Germany’s vice-chancellor on Wednesday harshly condemned remarks by a prominent member of the nationalist Alternative for Germany (AfD) party, who suggested ending the country’s decades-long tradition of acknowledging and atoning for its Nazi past.
Sigmar Gabriel wrote on Facebook that even though he knows the AfD party thrives on provocation, the comments by Bjoern Hoecke, who leads the party in the eastern state of Thuringia, were “shocking.”
“This is not just some kind of provocation,” Gabriel wrote. “We must never let this kind of demagoguery be undisputed.”
Hoecke had called the Berlin memorial to the millions of Jews killed in the Holocaust a “monument of shame.” He told party supporters in the eastern city of Dresden that no other country would erect such a memorial in its capital and called instead for Germany to take a “positive” attitude toward its history.
He also said Germany needs to perform a “180-degree turn” when it comes to remembering its past.
Nazi Germany was responsible for the murder of more than 6 million Jews and other minorities before and during World War II.

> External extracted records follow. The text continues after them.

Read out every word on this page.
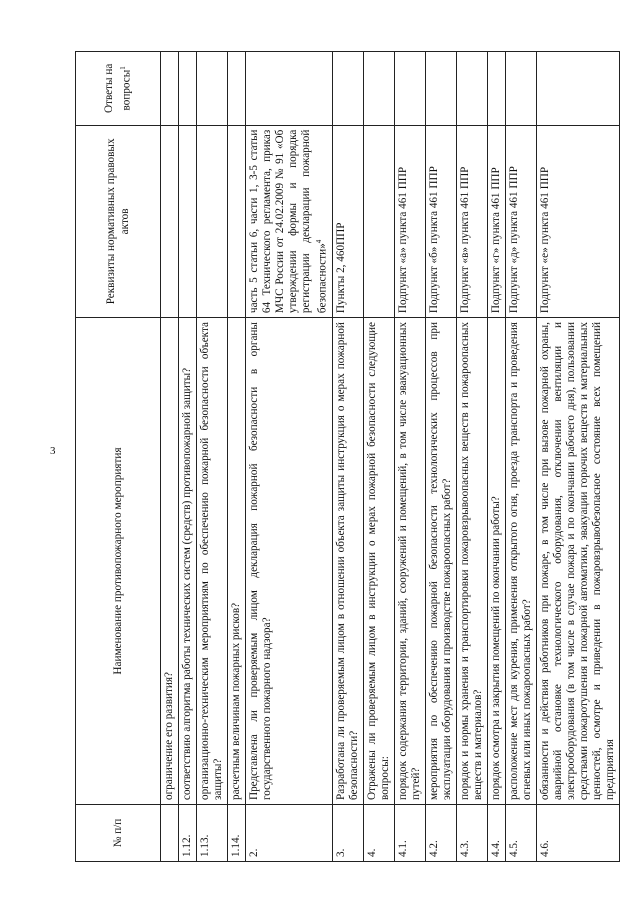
3
№ п/п	Наименование противопожарного мероприятия	Реквизиты нормативных правовых актов	Ответы на вопросы$^1$
	ограничение его развития?		
1.12.	соответствию алгоритма работы технических систем (средств) противопожарной защиты?		
1.13.	организационно-техническим мероприятиям по обеспечению пожарной безопасности объекта защиты?		
1.14.	расчетным величинам пожарных рисков?		
2.	Представлена ли проверяемым лицом декларация пожарной безопасности в органы государственного пожарного надзора?	часть 5 статьи 6, части 1, 3-5 статьи 64 Технического регламента, приказ МЧС России от 24.02.2009 № 91 «Об утверждении формы и порядка регистрации декларации пожарной безопасности»$^4$	
3.	Разработана ли проверяемым лицом в отношении объекта защиты инструкция о мерах пожарной безопасности?	Пункты 2, 460ППР	
4.	Отражены ли проверяемым лицом в инструкции о мерах пожарной безопасности следующие вопросы:		
4.1.	порядок содержания территории, зданий, сооружений и помещений, в том числе эвакуационных путей?	Подпункт «а» пункта 461 ППР	
4.2.	мероприятия по обеспечению пожарной безопасности технологических процессов при эксплуатации оборудования и производстве пожароопасных работ?	Подпункт «б» пункта 461 ППР	
4.3.	порядок и нормы хранения и транспортировки пожаровзрывоопасных веществ и пожароопасных веществ и материалов?	Подпункт «в» пункта 461 ППР	
4.4.	порядок осмотра и закрытия помещений по окончании работы?	Подпункт «г» пункта 461 ППР	
4.5.	расположение мест для курения, применения открытого огня, проезда транспорта и проведения огневых или иных пожароопасных работ?	Подпункт «д» пункта 461 ППР	
4.6.	обязанности и действия работников при пожаре, в том числе при вызове пожарной охраны, аварийной остановке технологического оборудования, отключении вентиляции и электрооборудования (в том числе в случае пожара и по окончании рабочего дня), пользовании средствами пожаротушения и пожарной автоматики, эвакуации горючих веществ и материальных ценностей, осмотре и приведении в пожаровзрывобезопасное состояние всех помещений предприятия	Подпункт «е» пункта 461 ППР	
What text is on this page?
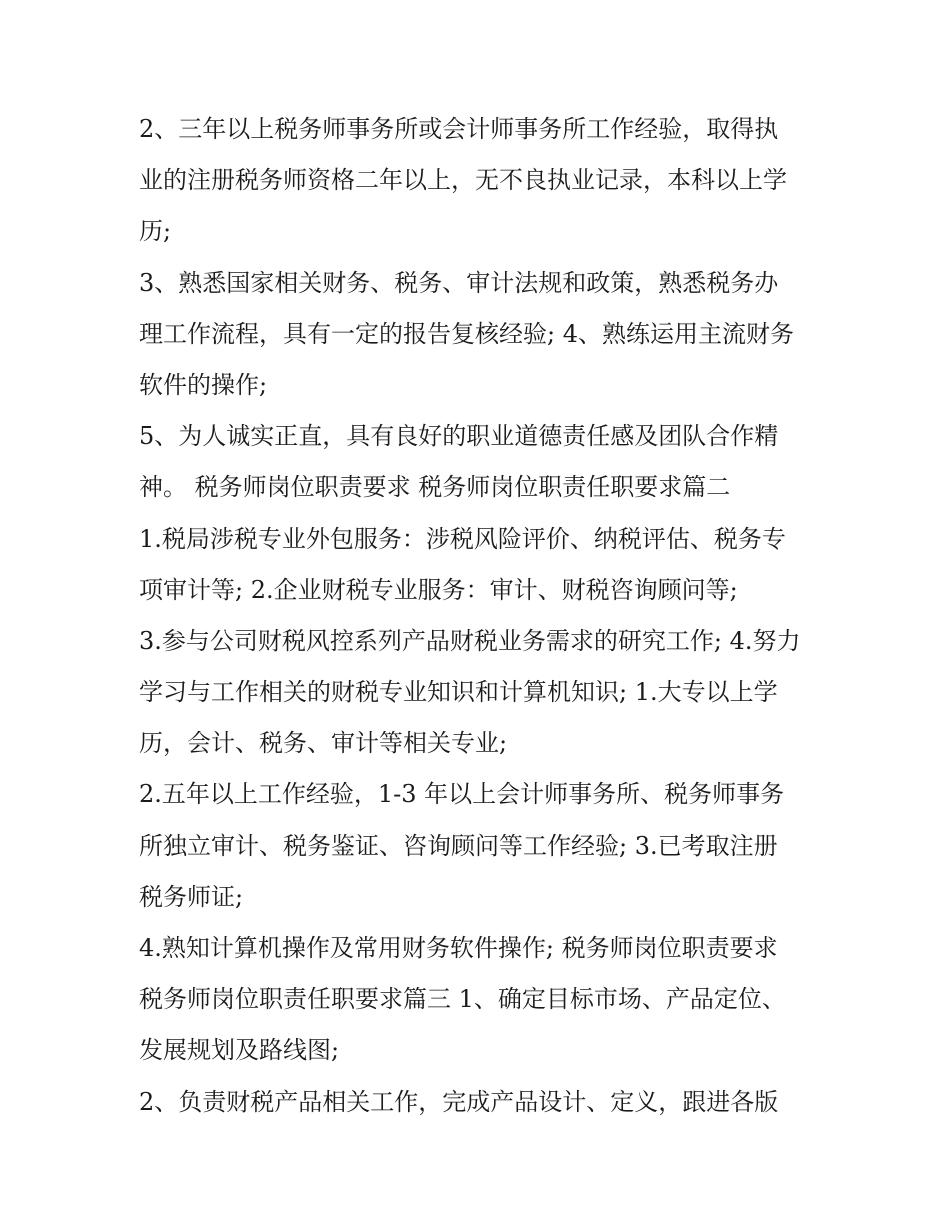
2、三年以上税务师事务所或会计师事务所工作经验，取得执
业的注册税务师资格二年以上，无不良执业记录，本科以上学
历;
3、熟悉国家相关财务、税务、审计法规和政策，熟悉税务办
理工作流程，具有一定的报告复核经验; 4、熟练运用主流财务
软件的操作;
5、为人诚实正直，具有良好的职业道德责任感及团队合作精
神。 税务师岗位职责要求 税务师岗位职责任职要求篇二
1.税局涉税专业外包服务：涉税风险评价、纳税评估、税务专
项审计等; 2.企业财税专业服务：审计、财税咨询顾问等;
3.参与公司财税风控系列产品财税业务需求的研究工作; 4.努力
学习与工作相关的财税专业知识和计算机知识; 1.大专以上学
历，会计、税务、审计等相关专业;
2.五年以上工作经验，1-3 年以上会计师事务所、税务师事务
所独立审计、税务鉴证、咨询顾问等工作经验; 3.已考取注册
税务师证;
4.熟知计算机操作及常用财务软件操作; 税务师岗位职责要求
税务师岗位职责任职要求篇三 1、确定目标市场、产品定位、
发展规划及路线图;
2、负责财税产品相关工作，完成产品设计、定义，跟进各版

The Memorial to the Murdered Jews of Europe is located in downtown Berlin near the city’s landmark Brandenburg Gate. It’s an uneven field of thousands of concrete slabs, comparable to a gigantic graveyard.
Gabriel said that while Hoecke insinuated that dealing with the country’s Nazi past belittles Germans, he himself believes the opposite to be true.
“Learning from our history was the premise for Germany to be respected worldwide,” said Gabriel.
Gabriel, a Social Democrat, said he entered politics decades ago partly as a protest against his own father’s Nazi convictions.
The head of the Central Council of Jews in Germany also criticized Hoecke’s remarks, calling them “deeply upsetting and totally unacceptable.”
“With these anti-Semitic and inhuman words, the AfD shows its true face,” Josef Schuster said. “I would not have dared to think that 70 years after the Shoah such remarks by a politician in Germany would be possible.”